Wider das Billig-Fernsehen

Gut drei Millionen sahen den Auftakt des US-Imports „The Mentalist“ – Warum es Qualität im Programm schwerer hat

Selbst wenn neben ihm jemand erschossen wird oder er gerade einen Mordverdächtigen überführt: Patrick Jane lächelt dabei. Es ist das melancholische Lächeln eines Mannes, der weiß, dass er nicht ändern kann, was nicht zu ändern ist: Die Menschen sind wilde Tiere, die sich verstellen, und er weiß, wie man die Gefährlichen unter ihnen erkennt. Dabei ist bei „The Mentalist“, dessen zweite Folge diesen Sonntag um 21.15 Uhr auf Sat.1 läuft, nichts Übersinnliches im Spiel.

Im Gegenteil, alles Metaphysische ist dem von Simon Baker gespielten Ermittler Patrick Jane fremd. Er glaubt nicht an Schicksal oder einen Gott und schon gar nicht an eine menschliche Seele. Er durchschaut nur die immer gleichen Mechanismen des menschlichen Verhaltens und interpretiert daraus recht genau, mit wem er es gerade zu tun hat.

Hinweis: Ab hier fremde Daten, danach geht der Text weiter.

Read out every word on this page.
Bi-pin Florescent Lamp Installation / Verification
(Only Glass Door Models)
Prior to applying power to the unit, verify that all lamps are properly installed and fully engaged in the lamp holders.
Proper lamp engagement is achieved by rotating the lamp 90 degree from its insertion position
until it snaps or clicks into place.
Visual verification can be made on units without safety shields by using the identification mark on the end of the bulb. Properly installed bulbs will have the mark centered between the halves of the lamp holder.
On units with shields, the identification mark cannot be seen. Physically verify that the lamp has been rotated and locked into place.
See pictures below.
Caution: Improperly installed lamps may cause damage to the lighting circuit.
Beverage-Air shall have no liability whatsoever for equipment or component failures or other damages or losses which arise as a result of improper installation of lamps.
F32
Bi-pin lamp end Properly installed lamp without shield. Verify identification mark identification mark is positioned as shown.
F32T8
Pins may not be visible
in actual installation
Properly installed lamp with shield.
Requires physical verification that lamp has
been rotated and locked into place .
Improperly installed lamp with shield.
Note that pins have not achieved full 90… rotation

Das ist die Prämisse der fulminanten Serie „The Mentalist“, die in den USA für Furore gesorgt hat und einen Trend dokumentiert: Während in Deutschland noch versucht wird, mit Billig-Fernsehen Geld zu verdienen, setzt man in den USA seit langem auf Qualität. Die Zuschauer honorieren es. Nicht nur, dass Serien wie „Monk“ oder eben „The Mentalist“ viel gesehen werden – sie sind auch Gespräch im Internet und am Arbeitsplatz.

In Deutschland war die Quote der ersten Folge mit knapp über drei Millionen Zuschauern solide, aber nicht berauschend. Allerdings taten sich in Deutschland schon immer Serien schwer, die später Kult wurden. Eben weil sie anders, fordernder waren. So ist das auch beim „Mentalist“. Die Serie stellt einen neuen Typ Ermittler vor, auch wenn das Rezept nicht ganz neu ist: Im Grunde haben die Macher einfach Sherlock Holmes ins 21. Jahrhundert katapultiert. Genau wie Holmes sieht Jane Details, kombiniert daraus ein Gesamtbild und reagiert entsprechend. Und genau wie Holmes ist Jane ein sozial defekter Mensch.

Den sympathischen Simon Baker als Jane zu besetzen ist ein genialer Schachzug, weil man sich einen verschrobenen Spinner anders vorstellt. Baker nutzt das geschickt, um eine Aura der Undurchdringlichkeit zu schaffen. „Die Wahrheit gehört nur mir“, sagt Patrick Jane in einer Folge und lächelt dabei seinen Gesprächspartner an. Und das bedeutet bei ihm ja nicht unbedingt Gutes.